My theory is that these grapes, taken out of their native soil, exposed to unfamiliar environs of all sorts, rebel in a standard way. The wine they create tastes the same, regardless of the region. And a beginner, feeling comfortable with the standardized taste, feels comfortable with the familiar – and declare with fervidity that they enjoy these wines the most.

I am not saying that all grape varieties from these places are plain and standard. Far from it! However, I think the places previously mentioned are young at the art of wine as a region, and still have a knack for mass-producing wines that should have never existed in the first place. This being said, that familiar standard taste of the “forced vino” is convenient if found at a cheap price for hot, spiced wine in the winter, a socializer at parties, and, of course, as a cheap accompaniment to a simple, warm, meaty, tomato-based dish of food.

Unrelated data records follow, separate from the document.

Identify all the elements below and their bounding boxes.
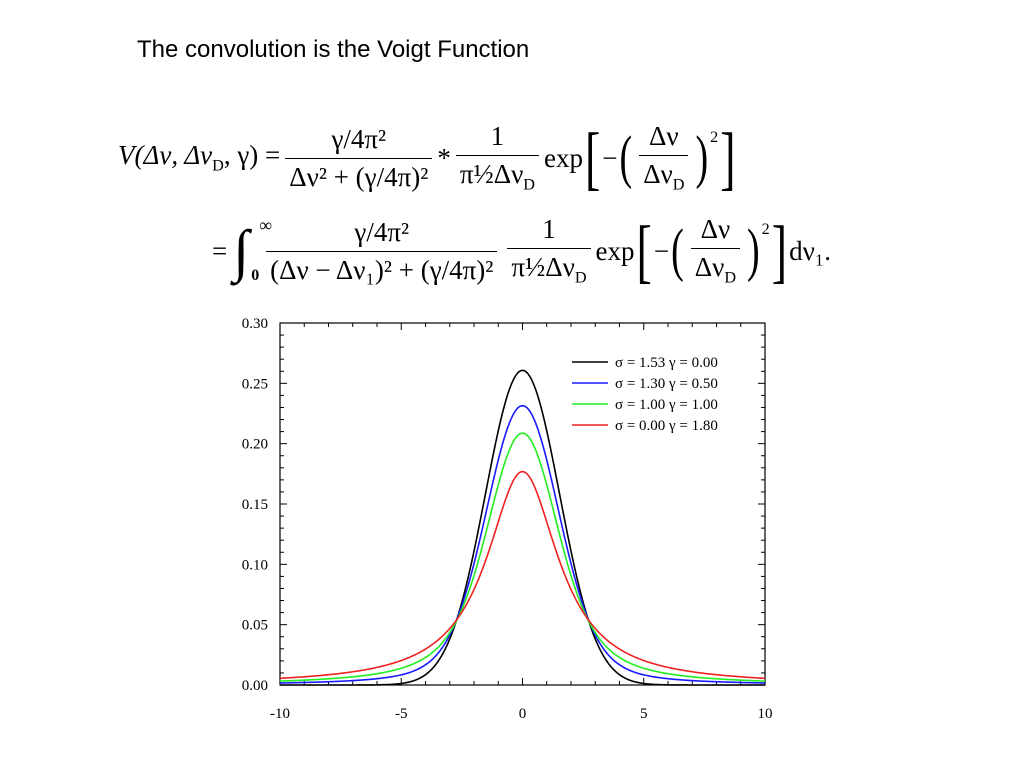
gaussian-argument-fraction: Δν ΔνD bbox=[690, 214, 741, 287]
voigt-equation-line-1: V(Δν, ΔνD, γ) = γ/4π² Δν² + (γ/4π)² * 1 … bbox=[118, 117, 736, 197]
chart-legend: σ = 1.53 γ = 0.00 σ = 1.30 γ = 0.50 σ = 1.… bbox=[572, 355, 718, 434]
differential: dν₁. bbox=[789, 235, 831, 266]
exp-function: exp bbox=[543, 142, 583, 173]
slide-title: The convolution is the Voigt Function bbox=[137, 36, 530, 63]
series-curves bbox=[279, 369, 766, 686]
open-bracket: [ bbox=[584, 117, 601, 197]
legend-label: σ = 0.00 γ = 1.80 bbox=[615, 418, 718, 434]
lorentzian-fraction: γ/4π² Δν² + (γ/4π)² bbox=[285, 124, 433, 193]
x-tick-label: 5 bbox=[640, 706, 648, 722]
y-tick-label: 0.15 bbox=[242, 497, 268, 513]
axis-tick-labels: -10 -5 0 5 10 0.00 0.05 0.10 0.15 0.20 0.25 0.30 bbox=[242, 316, 773, 722]
series-line bbox=[280, 369, 765, 686]
x-tick-label: 0 bbox=[519, 706, 527, 722]
equation-lhs: V(Δν, ΔνD, γ) = bbox=[118, 140, 281, 175]
x-tick-label: 10 bbox=[758, 706, 773, 722]
exp-function: exp bbox=[595, 235, 635, 266]
y-tick-label: 0.25 bbox=[242, 376, 268, 392]
lorentzian-shifted-fraction: γ/4π² (Δν − Δν₁)² + (γ/4π)² bbox=[266, 217, 498, 286]
normalization-fraction: 1 π½ΔνD bbox=[507, 214, 591, 287]
y-tick-label: 0.05 bbox=[242, 618, 268, 634]
close-bracket: ] bbox=[720, 117, 736, 197]
voigt-equation-line-2: = ∫ ∞ 0 γ/4π² (Δν − Δν₁)² + (γ/4π)² 1 π½Δν… bbox=[212, 210, 831, 290]
y-tick-label: 0.00 bbox=[242, 678, 268, 694]
x-tick-label: -5 bbox=[395, 706, 408, 722]
y-tick-label: 0.10 bbox=[242, 557, 268, 573]
integral-sign: ∫ ∞ 0 bbox=[233, 215, 273, 284]
series-line bbox=[279, 404, 766, 684]
convolution-operator: * bbox=[437, 142, 451, 173]
gaussian-argument-fraction: Δν ΔνD bbox=[639, 121, 689, 194]
series-line bbox=[279, 432, 766, 682]
series-line bbox=[279, 470, 766, 680]
legend-label: σ = 1.00 γ = 1.00 bbox=[615, 397, 718, 413]
legend-label: σ = 1.30 γ = 0.50 bbox=[615, 376, 718, 392]
y-tick-label: 0.30 bbox=[242, 316, 268, 332]
normalization-fraction: 1 π½ΔνD bbox=[455, 121, 539, 194]
x-tick-label: -10 bbox=[270, 706, 290, 722]
y-tick-label: 0.20 bbox=[242, 437, 268, 453]
legend-label: σ = 1.53 γ = 0.00 bbox=[615, 355, 718, 371]
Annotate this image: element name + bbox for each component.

photo; pizza with VEO Grande from Chile

10/04/2009

River-chilled Riesling


Since I first tried Riesling at a winery in New York while I was in college, I have adored the grape. It is versatile and able to flourish in many different climates. It is always tangy and sweet – when it is dry, the tang is what bites the sides of your tongue; when it is fermented with more sugars, the sweetness of it tickles the back of your tongue. It is best served chilled, and when it is, it tastes like a sour apple jolly rancher.

One of my favorite Riesling growing areas is Washington. Though the grape is originally from the borderland between Germany and France, it thrives in the Columbia River valley of central Washington. This grape grows up around big, straight pines and hardwoods, it hears the rushing, cold waters of the Columbia River, and it is familiar with the thrilling delight that a warm sun can bring after a chilly night.

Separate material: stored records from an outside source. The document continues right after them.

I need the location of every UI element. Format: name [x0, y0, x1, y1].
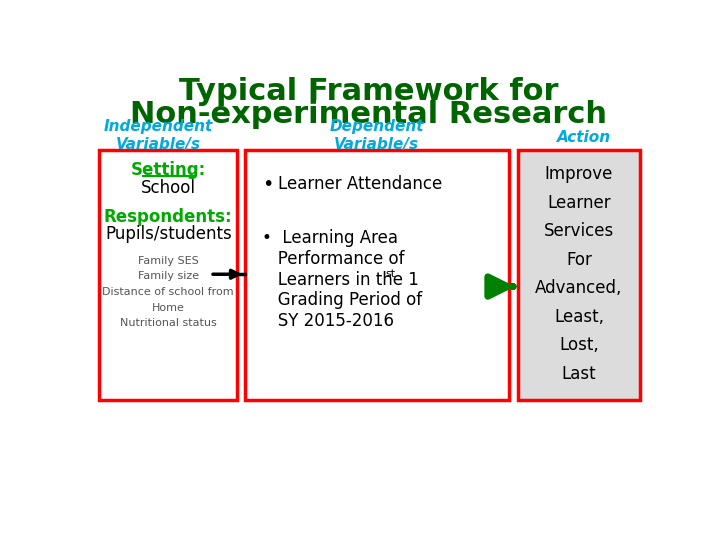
Text: Improve
Learner
Services
For
Advanced,
Least,
Lost,
Last: Improve Learner Services For Advanced, L… — [536, 165, 623, 383]
Text: Performance of: Performance of — [262, 250, 405, 268]
Text: Typical Framework for: Typical Framework for — [179, 77, 559, 106]
Text: SY 2015-2016: SY 2015-2016 — [262, 312, 394, 330]
Text: •  Learning Area: • Learning Area — [262, 229, 398, 247]
Text: •: • — [262, 174, 274, 194]
Text: st: st — [385, 269, 395, 279]
Text: Respondents:: Respondents: — [104, 208, 233, 226]
Text: Learners in the 1: Learners in the 1 — [262, 271, 419, 288]
Text: Family SES
Family size
Distance of school from
Home
Nutritional status: Family SES Family size Distance of schoo… — [102, 256, 234, 328]
Text: Dependent
Variable/s: Dependent Variable/s — [330, 119, 424, 152]
Text: Independent
Variable/s: Independent Variable/s — [104, 119, 213, 152]
Text: School: School — [141, 179, 196, 197]
Text: Learner Attendance: Learner Attendance — [277, 175, 442, 193]
Text: Setting:: Setting: — [130, 161, 206, 179]
Bar — [518, 150, 640, 400]
Bar — [99, 150, 238, 400]
Bar — [245, 150, 508, 400]
Text: Non-experimental Research: Non-experimental Research — [130, 99, 608, 129]
Text: Pupils/students: Pupils/students — [105, 225, 232, 243]
Text: Grading Period of: Grading Period of — [262, 292, 422, 309]
Text: Action: Action — [557, 131, 611, 145]
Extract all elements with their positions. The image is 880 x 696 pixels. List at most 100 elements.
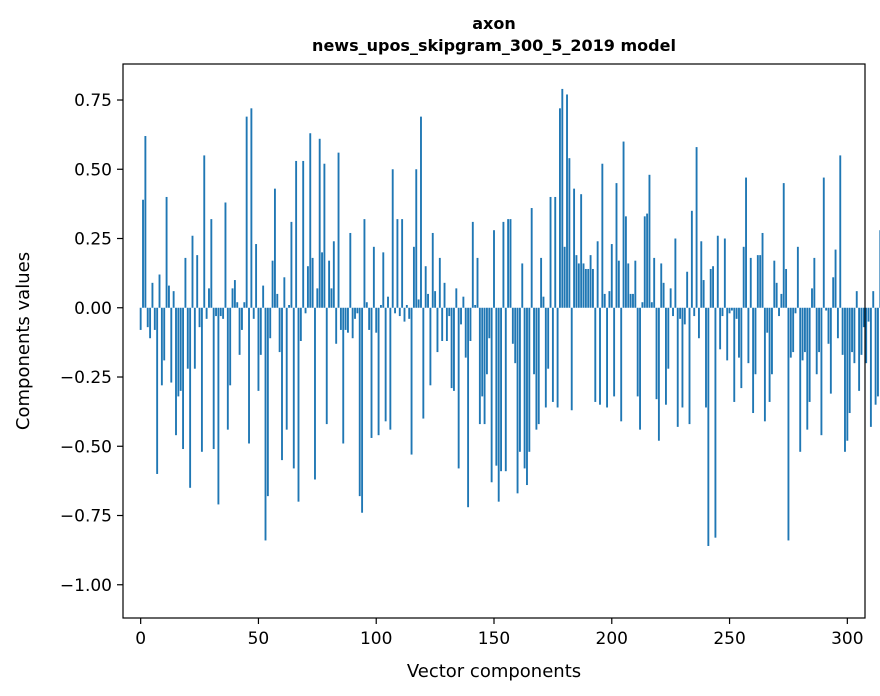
bar <box>203 155 206 308</box>
bar <box>241 307 243 330</box>
bar <box>314 307 316 480</box>
x-tick-label: 0 <box>135 629 146 649</box>
bar <box>464 307 467 358</box>
bar <box>815 307 818 375</box>
bar <box>474 304 477 308</box>
bar <box>248 307 250 444</box>
bar <box>858 307 861 391</box>
bar <box>193 307 196 369</box>
bar <box>862 307 865 328</box>
x-axis-label: Vector components <box>407 661 581 682</box>
y-tick-label: −0.25 <box>60 368 112 388</box>
bar <box>304 307 307 314</box>
bar <box>262 285 265 308</box>
bar <box>450 307 453 389</box>
bar <box>726 307 729 361</box>
bar <box>511 307 514 344</box>
bar <box>766 307 769 333</box>
bar <box>667 307 670 369</box>
bar <box>518 307 521 452</box>
bars-group <box>139 88 880 546</box>
bar <box>438 257 441 308</box>
bar <box>589 255 592 308</box>
bar <box>422 307 425 419</box>
bar <box>431 232 434 308</box>
y-tick-label: −0.75 <box>60 507 112 527</box>
bar <box>811 288 813 308</box>
bar <box>396 219 399 308</box>
bar <box>695 147 698 308</box>
bar <box>285 307 288 430</box>
bar <box>483 307 486 425</box>
bar <box>245 116 248 308</box>
bar <box>693 307 696 317</box>
bar <box>563 246 566 308</box>
bar <box>269 307 272 339</box>
bar <box>688 307 691 425</box>
bar <box>836 307 839 339</box>
bar <box>716 235 719 308</box>
bar <box>142 199 144 308</box>
bar <box>785 268 788 308</box>
bar <box>264 307 267 541</box>
bar <box>292 307 295 469</box>
bar <box>535 307 538 430</box>
bar <box>222 307 225 319</box>
bar <box>403 307 406 322</box>
bar <box>457 307 460 469</box>
bar <box>387 296 389 308</box>
bar <box>679 307 682 319</box>
bar <box>309 133 312 308</box>
bar <box>521 263 524 308</box>
plot-frame <box>122 63 866 619</box>
bar <box>872 291 875 308</box>
bar <box>653 257 656 308</box>
bar <box>796 246 799 308</box>
bar <box>759 255 762 308</box>
bar <box>273 188 276 308</box>
bar <box>865 307 868 364</box>
bar <box>219 307 222 317</box>
bar <box>443 282 446 308</box>
bar <box>236 302 239 308</box>
bar <box>172 291 175 308</box>
bar <box>196 255 199 308</box>
bar <box>544 307 547 408</box>
bar <box>424 266 427 308</box>
bar <box>361 307 364 513</box>
y-tick-label: 0.25 <box>74 230 112 250</box>
bar <box>384 307 387 422</box>
bar <box>768 307 771 402</box>
bar <box>462 296 465 308</box>
bar <box>869 307 872 427</box>
bar <box>848 307 851 414</box>
bar <box>686 271 689 308</box>
y-tick-label: 0.50 <box>74 160 112 180</box>
bar <box>509 219 512 308</box>
bar <box>358 307 361 497</box>
bar <box>139 307 142 330</box>
bar <box>391 169 394 308</box>
bar <box>756 255 759 308</box>
bar <box>330 288 333 308</box>
bar <box>323 163 326 308</box>
x-tick-label: 250 <box>713 629 745 649</box>
bar <box>299 307 302 341</box>
bar <box>233 280 236 308</box>
y-tick-label: −1.00 <box>60 576 112 596</box>
bar <box>429 307 432 386</box>
bar <box>229 307 232 386</box>
bar <box>820 307 823 436</box>
bar <box>825 307 828 311</box>
bar <box>745 177 747 308</box>
bar <box>354 307 356 319</box>
bar <box>156 307 159 474</box>
bar <box>198 307 201 328</box>
bar <box>485 307 488 375</box>
bar <box>617 260 620 308</box>
bar <box>606 307 608 408</box>
bar <box>752 307 755 414</box>
bar <box>591 268 594 308</box>
bar <box>526 307 528 486</box>
x-tick-label: 200 <box>596 629 628 649</box>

Knowing that this grape grows in rugged, scenic land is important when deciding how best to consume it. In all of my research, I believe I have stumbled on the best way to enjoy a bottle of Riesling from Washington. First, you get out of the city. If you live in a city in the northwestern part of the United States, then you already have an advantage, but any city close to a river that runs through a wooded area is fine. Drive out of the city, and get off the highway. Take the smaller back-roads until you find a crystal-clear, shallow, rushing, cold river or creek. Then hike along the river until you find a nice place to start a fire along the banks – preferably someplace where you can get a moderate amount of warm sunshine, but you have a few trees to block the wind.

Now, your first priority once you’ve found the perfect place to enjoy your wine is to make your wine the proper temperature. Take your bottle down to the creek-bed and find an eddy where you can leave your bottle without worrying that it will wash away. Once that is done, start your fire. Once your fire has some healthy, glowing embers and is emitting some real heat, take out the bratwurst you brought, skewer them on the straight stick you just whittled, and roast them in the fire. Once the skin in brown and just beginning to crack, put the brat on a potato-bread bun and put plenty of spicy brown mustard on it. By now, your wine should be chilled. Retrieve your wine from the creek and enjoy it with your brat.

Then enjoy another brat with your second glass.

Just imagine, you are enjoying the same wine and meal that an Alsatian family might have enjoyed on the banks of the Rhine hundreds of years ago. But you are in your own area of the world, enjoying it your way.